Desta vez a entrada é malabarista. Um buraco mal-amanhado no chão. O corpo passa e fica apenas o nariz de fora do limite do chão. Depois, nova dificuldade, ao melhor estilo ‘jogos sem fronteiras’, embora com um obstáculo capaz de acabar, do modo mais doloroso, com a aventura pela Bulgária. Devo apoiar-me, firme, nos braços e parte do tronco até os pés assentarem em duas tábuas desengonçadas e atadas por uma fita magra e pouco consistente. ‘Equilibrada’ entre um rebordo na parede e uma espécie de estante metálica. Não devo olhar para baixo nesses três ou quatro metros. A queda de uns três metros é para cima de entulho de madeira e ferros com ar pouco fofo. Alturas, mesmo que pequenas, não são a minha praia. E as tábuas logo dão sinal de ceder com facilidade. Apoio-me na parede e atinjo o dito armário metálico, bem mais fácil de transpor, ou seja, descer.

Alexander pega na lanterna e leva-me por caminhos obscuros com água, lama, tábuas, ferro, todo o tipo de entulho e escadas de segurança bem duvidosa, degradadas e sem corrimão. A ansia de atingir o raro interior é assinalável. Subo dois andares e entro em campo: estou ESTUPEFACTO!
Este é um dos desafios para contar. Um lugar que celebra a derradeira batalha entre os aguerridos independentistas búlgaros, apoiados pelos russos, e as tropas otomanas, em retirada após ocupação de cerca de 500 longos anos.

Estamos em 1868. Vinte e três anos depois (1891), um grupo de revolucionários encontra-se neste pico emblemático para fundar o Partido Socialista da Bulgária, que derivaria posteriormente no Partido Comunista.
É, muito resumidamente, neste contexto que nasce a “nave”, o histórico monumento. Um sumptuoso e arrojado edifício que também albergava congressos. Um investimento incalculável, obsceno, e operacional em 1981. O muro de Berlim caiu oito anos mais tarde, em 1989, e todo o bloco soviético se desmoronou de seguida. Não tardou, este local ficou simplesmente abandonado.

Encontro vários murais em avançado estado de degradação. O destaque vai para os inspiradores do socialismo. Engels, Marx e Lenine, lado a lado, testemunhas de um passado de Estado. Entretanto derrotado pelo vandalismo – ou arte – em forma de grafiti. Um presente surreal. Escadas destruídas. Vigas danificadas. Teto parcialmente ruído. No centro, um amplo e impressionante escudo comunista. Também a precisar de reforma. Aqui sobram sinais de apocalipse. E de pura arte, agora decadente. Aleksander está tão entusiasmado quanto eu. E não se importou de voltar a entrar, para satisfazer o meu desejo.
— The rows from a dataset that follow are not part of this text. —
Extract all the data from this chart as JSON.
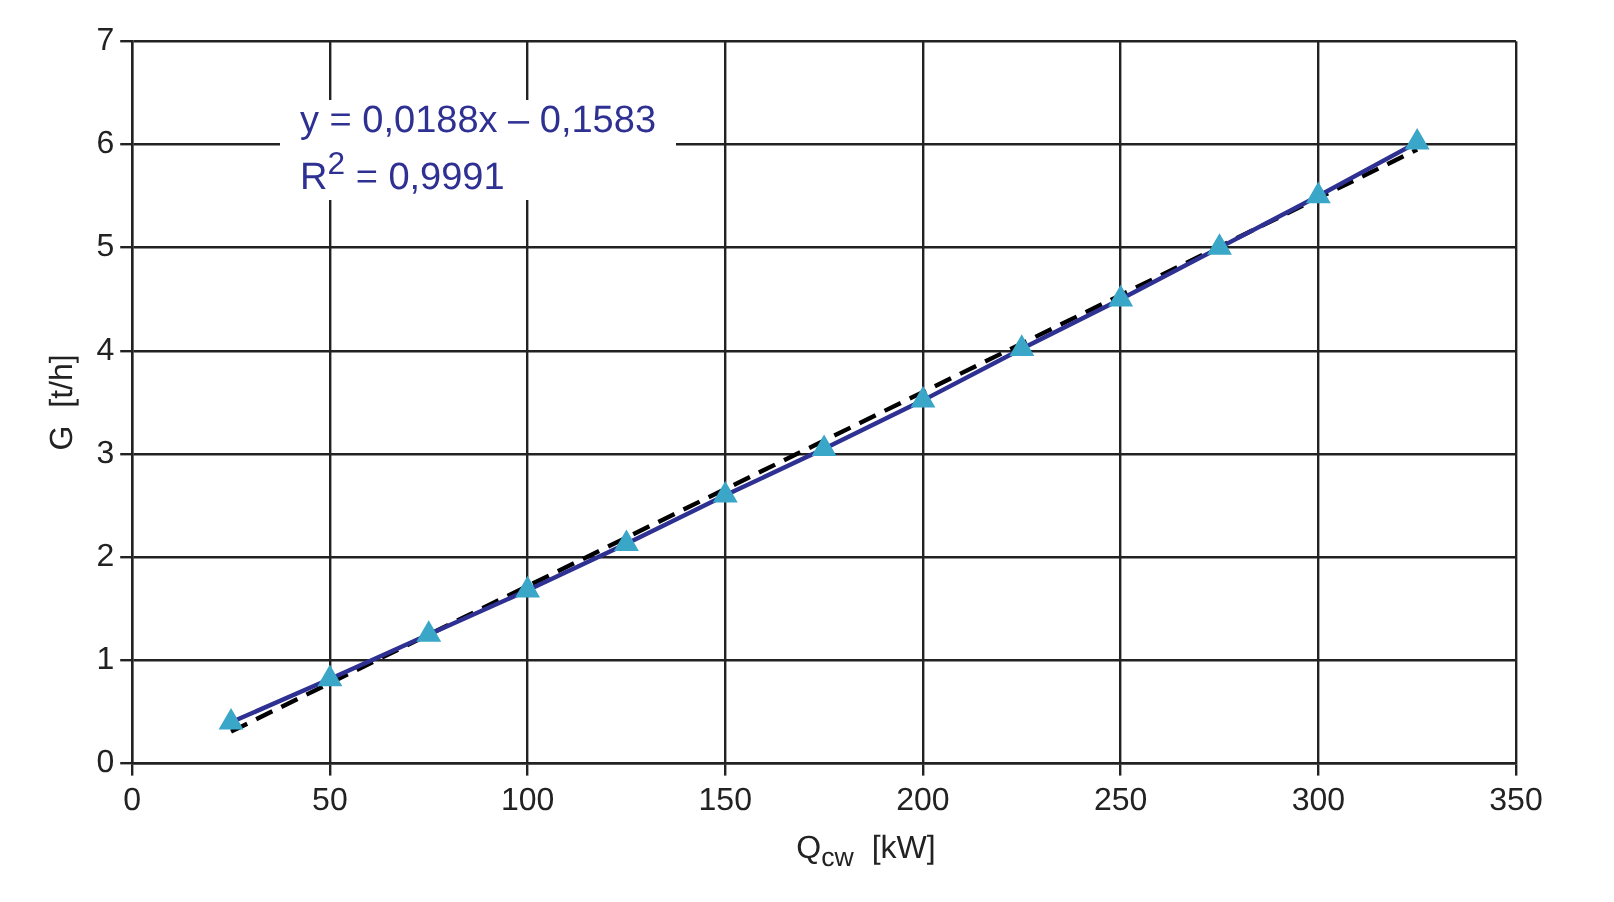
{
  "chart_data": {
    "type": "line",
    "xlabel": "Q$_{cw}$  [kW]",
    "ylabel": "G  [t/h]",
    "xlim": [
      0,
      350
    ],
    "xticks": [
      0,
      50,
      100,
      150,
      200,
      250,
      300,
      350
    ],
    "ylim": [
      0,
      7
    ],
    "yticks": [
      0,
      1,
      2,
      3,
      4,
      5,
      6,
      7
    ],
    "grid": true,
    "legend": false,
    "series": [
      {
        "color": "#2e3192",
        "colors": [
          "#3aa6c8",
          "#3aa6c8",
          "#3aa6c8",
          "#3aa6c8",
          "#3aa6c8",
          "#3aa6c8",
          "#3aa6c8",
          "#3aa6c8",
          "#3aa6c8",
          "#3aa6c8",
          "#3aa6c8",
          "#3aa6c8",
          "#3aa6c8"
        ],
        "marker": "triangle",
        "line_style": "solid",
        "x": [
          25,
          50,
          75,
          100,
          125,
          150,
          175,
          200,
          225,
          250,
          275,
          300,
          325
        ],
        "values": [
          0.4,
          0.82,
          1.25,
          1.68,
          2.13,
          2.6,
          3.05,
          3.52,
          4.02,
          4.5,
          5.0,
          5.5,
          6.02
        ]
      },
      {
        "type": "line",
        "color": "#000000",
        "marker": "none",
        "line_style": "dashed",
        "x": [
          25,
          325
        ],
        "values": [
          0.31,
          5.95
        ]
      }
    ],
    "annotations": [
      "y = 0,0188x – 0,1583",
      "R$^{2}$ = 0,9991"
    ]
  }
}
As vistas do andar de cima são imperiais. Até cá dentro fica a sensação de estarmos numa nave. A paisagem é bela e majestosa. Há uma torre ao lado. Ainda mais alta. Encontrámos uma porta retorcida no chão – certamente arrancada por quem cá veio antes – e agora, no seu lugar, uma bem mais robusta. Impossível transpô-la. Não se move. Nem dá ideia de ceder um milímetro que seja. Já tenho o bolo, mas vou ficar sem cereja…
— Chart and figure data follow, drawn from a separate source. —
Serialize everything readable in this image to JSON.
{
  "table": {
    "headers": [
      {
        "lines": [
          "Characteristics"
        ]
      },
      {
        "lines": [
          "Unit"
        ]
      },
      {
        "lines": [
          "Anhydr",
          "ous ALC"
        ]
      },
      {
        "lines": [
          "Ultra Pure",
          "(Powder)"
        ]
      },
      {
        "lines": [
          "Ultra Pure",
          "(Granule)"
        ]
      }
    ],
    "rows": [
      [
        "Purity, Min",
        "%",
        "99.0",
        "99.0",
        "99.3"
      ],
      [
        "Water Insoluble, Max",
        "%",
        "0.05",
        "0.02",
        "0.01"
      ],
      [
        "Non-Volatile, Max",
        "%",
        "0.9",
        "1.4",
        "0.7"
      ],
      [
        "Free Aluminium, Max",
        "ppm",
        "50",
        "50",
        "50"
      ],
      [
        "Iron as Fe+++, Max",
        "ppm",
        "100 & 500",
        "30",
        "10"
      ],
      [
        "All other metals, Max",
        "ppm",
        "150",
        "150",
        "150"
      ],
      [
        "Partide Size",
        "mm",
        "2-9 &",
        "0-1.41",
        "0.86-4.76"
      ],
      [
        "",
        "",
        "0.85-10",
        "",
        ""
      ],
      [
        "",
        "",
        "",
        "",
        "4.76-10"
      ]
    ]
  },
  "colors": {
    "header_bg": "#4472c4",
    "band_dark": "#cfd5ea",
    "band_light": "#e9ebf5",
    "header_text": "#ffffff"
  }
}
O Mundo é fértil em destinos insólitos. Este parece um trono que vigia os vales do nosso horizonte, dominados na antiguidade pelos reis trácios, que deixaram monumentos fúnebres agora Património Mundial da UNESCO. Ficção pura na cordilheira dos balcãs.
O ovni mais famoso do comunismo está desgastado pelo tempo e pelo vandalismo. Como é controverso na sociedade búlgara, é escasso o interesse em reconverter Buzludzha em símbolo turístico. Fico assim com sensação ainda mais firme de ter viajado no tempo, para um período da história de complexidade ao nível deste projeto arquitetónico de dimensões majestosas.
39 Comments
Gente, que loucura esse lugar, esse monumento e toda a história que está por trás dele. Super interessante, adorei passear com você! Mas é aquilo né, no creo en ETs, pero que los hay, los hay! hehe
Gabriela, só faltou mesmo encontrar ET’s lá dentro 🙂 O lugar é extraordinário… e com intensa carta política e histórica. Beijinhos…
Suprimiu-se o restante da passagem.